Lightweight, super fast C/C++ (& Python) library for sequence alignment using edit (Levenshtein) distance.
http://martinsos.github.io/edlib
MIT License
505 stars 165 forks source link

Inconsistency with API on empty strings #228

Open nkkarpov opened 3 weeks ago

nkkarpov commented 3 weeks ago

For example, edlib.align("ACGT", "", k=1) returns 4 instead of -1. Additionally, it appears that the CIGAR string and locations are unreliable when the query string is empty, as they contain None even when k is larger than the edit distance.

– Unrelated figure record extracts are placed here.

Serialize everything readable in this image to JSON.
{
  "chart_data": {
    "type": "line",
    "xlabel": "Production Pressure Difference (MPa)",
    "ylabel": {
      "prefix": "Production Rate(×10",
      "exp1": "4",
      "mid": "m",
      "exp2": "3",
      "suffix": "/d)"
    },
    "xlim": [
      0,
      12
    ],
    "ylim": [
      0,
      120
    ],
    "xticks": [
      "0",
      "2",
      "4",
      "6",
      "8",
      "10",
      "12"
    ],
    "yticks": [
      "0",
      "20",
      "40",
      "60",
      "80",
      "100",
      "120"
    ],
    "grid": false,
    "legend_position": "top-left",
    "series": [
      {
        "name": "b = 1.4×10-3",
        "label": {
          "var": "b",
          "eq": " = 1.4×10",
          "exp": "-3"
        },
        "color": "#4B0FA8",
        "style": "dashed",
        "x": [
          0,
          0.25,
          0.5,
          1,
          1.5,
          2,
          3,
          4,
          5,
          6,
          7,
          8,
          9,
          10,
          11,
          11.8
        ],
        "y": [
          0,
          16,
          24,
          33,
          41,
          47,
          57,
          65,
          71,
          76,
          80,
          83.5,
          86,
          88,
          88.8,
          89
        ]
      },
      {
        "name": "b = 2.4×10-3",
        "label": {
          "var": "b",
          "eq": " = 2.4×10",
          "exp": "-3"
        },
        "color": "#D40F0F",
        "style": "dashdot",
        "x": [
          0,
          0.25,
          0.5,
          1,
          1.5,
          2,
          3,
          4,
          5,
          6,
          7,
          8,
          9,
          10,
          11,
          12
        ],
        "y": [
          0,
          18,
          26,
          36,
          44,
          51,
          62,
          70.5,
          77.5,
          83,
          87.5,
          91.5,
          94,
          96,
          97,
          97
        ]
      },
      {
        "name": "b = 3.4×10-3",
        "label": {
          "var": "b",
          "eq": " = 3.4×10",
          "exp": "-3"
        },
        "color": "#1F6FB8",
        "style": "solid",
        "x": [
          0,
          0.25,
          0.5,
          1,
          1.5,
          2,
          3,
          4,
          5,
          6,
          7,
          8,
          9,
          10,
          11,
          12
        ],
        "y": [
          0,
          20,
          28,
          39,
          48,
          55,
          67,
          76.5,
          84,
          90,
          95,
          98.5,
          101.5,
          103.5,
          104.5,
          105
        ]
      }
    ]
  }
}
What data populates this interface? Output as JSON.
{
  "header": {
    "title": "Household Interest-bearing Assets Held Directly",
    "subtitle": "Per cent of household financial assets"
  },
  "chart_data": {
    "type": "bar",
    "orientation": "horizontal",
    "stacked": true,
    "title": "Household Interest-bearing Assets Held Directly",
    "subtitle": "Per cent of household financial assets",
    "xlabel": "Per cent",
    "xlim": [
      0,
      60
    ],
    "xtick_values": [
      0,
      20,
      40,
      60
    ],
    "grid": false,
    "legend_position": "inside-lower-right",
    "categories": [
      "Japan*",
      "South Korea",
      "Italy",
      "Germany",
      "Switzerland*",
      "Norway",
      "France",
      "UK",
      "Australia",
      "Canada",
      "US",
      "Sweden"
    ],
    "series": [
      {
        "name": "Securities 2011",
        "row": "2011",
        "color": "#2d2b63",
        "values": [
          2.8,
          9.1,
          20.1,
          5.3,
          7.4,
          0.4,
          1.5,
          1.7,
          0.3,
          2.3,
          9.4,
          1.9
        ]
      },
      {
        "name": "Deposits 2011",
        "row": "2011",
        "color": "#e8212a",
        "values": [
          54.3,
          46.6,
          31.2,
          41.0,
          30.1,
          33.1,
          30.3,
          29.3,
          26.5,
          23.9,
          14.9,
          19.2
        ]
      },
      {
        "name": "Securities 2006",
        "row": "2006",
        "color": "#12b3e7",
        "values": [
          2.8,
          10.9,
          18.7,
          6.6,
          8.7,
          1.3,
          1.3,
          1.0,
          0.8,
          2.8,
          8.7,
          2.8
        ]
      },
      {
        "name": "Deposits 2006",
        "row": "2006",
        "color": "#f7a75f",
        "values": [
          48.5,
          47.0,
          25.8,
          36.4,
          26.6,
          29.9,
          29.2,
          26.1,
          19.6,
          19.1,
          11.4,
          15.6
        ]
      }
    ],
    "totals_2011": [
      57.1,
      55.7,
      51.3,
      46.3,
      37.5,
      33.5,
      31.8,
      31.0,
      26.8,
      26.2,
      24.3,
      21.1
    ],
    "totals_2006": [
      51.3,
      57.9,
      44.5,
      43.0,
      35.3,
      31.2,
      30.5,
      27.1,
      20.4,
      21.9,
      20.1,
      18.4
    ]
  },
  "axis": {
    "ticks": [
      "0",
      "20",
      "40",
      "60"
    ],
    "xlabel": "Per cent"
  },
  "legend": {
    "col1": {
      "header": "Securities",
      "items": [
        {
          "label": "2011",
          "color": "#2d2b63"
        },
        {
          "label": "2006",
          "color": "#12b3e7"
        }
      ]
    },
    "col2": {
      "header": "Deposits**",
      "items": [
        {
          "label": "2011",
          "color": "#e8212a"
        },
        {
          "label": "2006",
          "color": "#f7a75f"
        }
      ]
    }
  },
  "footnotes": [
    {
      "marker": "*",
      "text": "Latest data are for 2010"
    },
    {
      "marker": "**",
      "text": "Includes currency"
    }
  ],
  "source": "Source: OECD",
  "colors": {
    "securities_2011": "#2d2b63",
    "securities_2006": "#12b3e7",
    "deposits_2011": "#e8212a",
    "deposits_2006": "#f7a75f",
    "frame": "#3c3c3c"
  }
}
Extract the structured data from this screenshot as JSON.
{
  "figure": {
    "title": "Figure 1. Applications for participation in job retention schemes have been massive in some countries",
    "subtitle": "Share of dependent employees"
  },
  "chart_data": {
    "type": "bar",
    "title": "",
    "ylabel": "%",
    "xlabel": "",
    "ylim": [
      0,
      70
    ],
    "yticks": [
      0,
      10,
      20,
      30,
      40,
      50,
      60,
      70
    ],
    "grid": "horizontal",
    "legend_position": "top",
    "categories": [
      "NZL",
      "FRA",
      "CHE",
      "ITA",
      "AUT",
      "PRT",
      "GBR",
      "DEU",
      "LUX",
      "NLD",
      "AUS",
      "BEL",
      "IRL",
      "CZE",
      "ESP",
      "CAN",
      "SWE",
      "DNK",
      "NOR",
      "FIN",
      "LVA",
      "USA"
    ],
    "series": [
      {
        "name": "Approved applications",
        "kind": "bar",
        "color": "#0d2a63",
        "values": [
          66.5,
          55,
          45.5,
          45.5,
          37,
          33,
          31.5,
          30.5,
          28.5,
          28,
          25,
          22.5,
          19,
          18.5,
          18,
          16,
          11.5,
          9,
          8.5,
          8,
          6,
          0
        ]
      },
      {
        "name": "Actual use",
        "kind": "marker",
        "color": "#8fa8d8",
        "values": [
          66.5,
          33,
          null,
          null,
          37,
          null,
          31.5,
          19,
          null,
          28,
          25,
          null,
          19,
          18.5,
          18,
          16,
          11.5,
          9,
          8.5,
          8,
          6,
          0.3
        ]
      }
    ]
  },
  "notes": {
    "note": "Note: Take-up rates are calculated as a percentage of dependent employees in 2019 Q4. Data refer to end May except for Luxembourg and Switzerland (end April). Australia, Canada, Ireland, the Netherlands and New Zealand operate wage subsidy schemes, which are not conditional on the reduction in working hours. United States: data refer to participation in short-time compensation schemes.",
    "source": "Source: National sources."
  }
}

edlib.align("ACGT", "", k=5, task="path")
{'editDistance': 4,
 'alphabetLength': 4,
 'locations': [(None, -1)],
 'cigar': None}
Martinsos commented 1 week ago

Thanks for reporting this!

Steps I think we should take:

  1. It seems you reported issue with python version of Edlib -> I wonder if this is issue also with C/C++ edlib, so the issue is originating from there, or this is happening only in the python binding in the logic that wraps C/C++ edlib.
  2. "Easy fix" for this is to update docs/comments that empty strings are not acceptable + throw runtime error on empty strings.
  3. Proper fix would be to make sure that edlib correctly handles empty string. We would first need to define what behaviour we expect, and then implement it. Also add tests for these cases.

I am short with time at the moment + this is easy to handle on the user side so I won't be prioritizing it at the moment, but I would be happy to accept PRs, as long as they follow the steps above.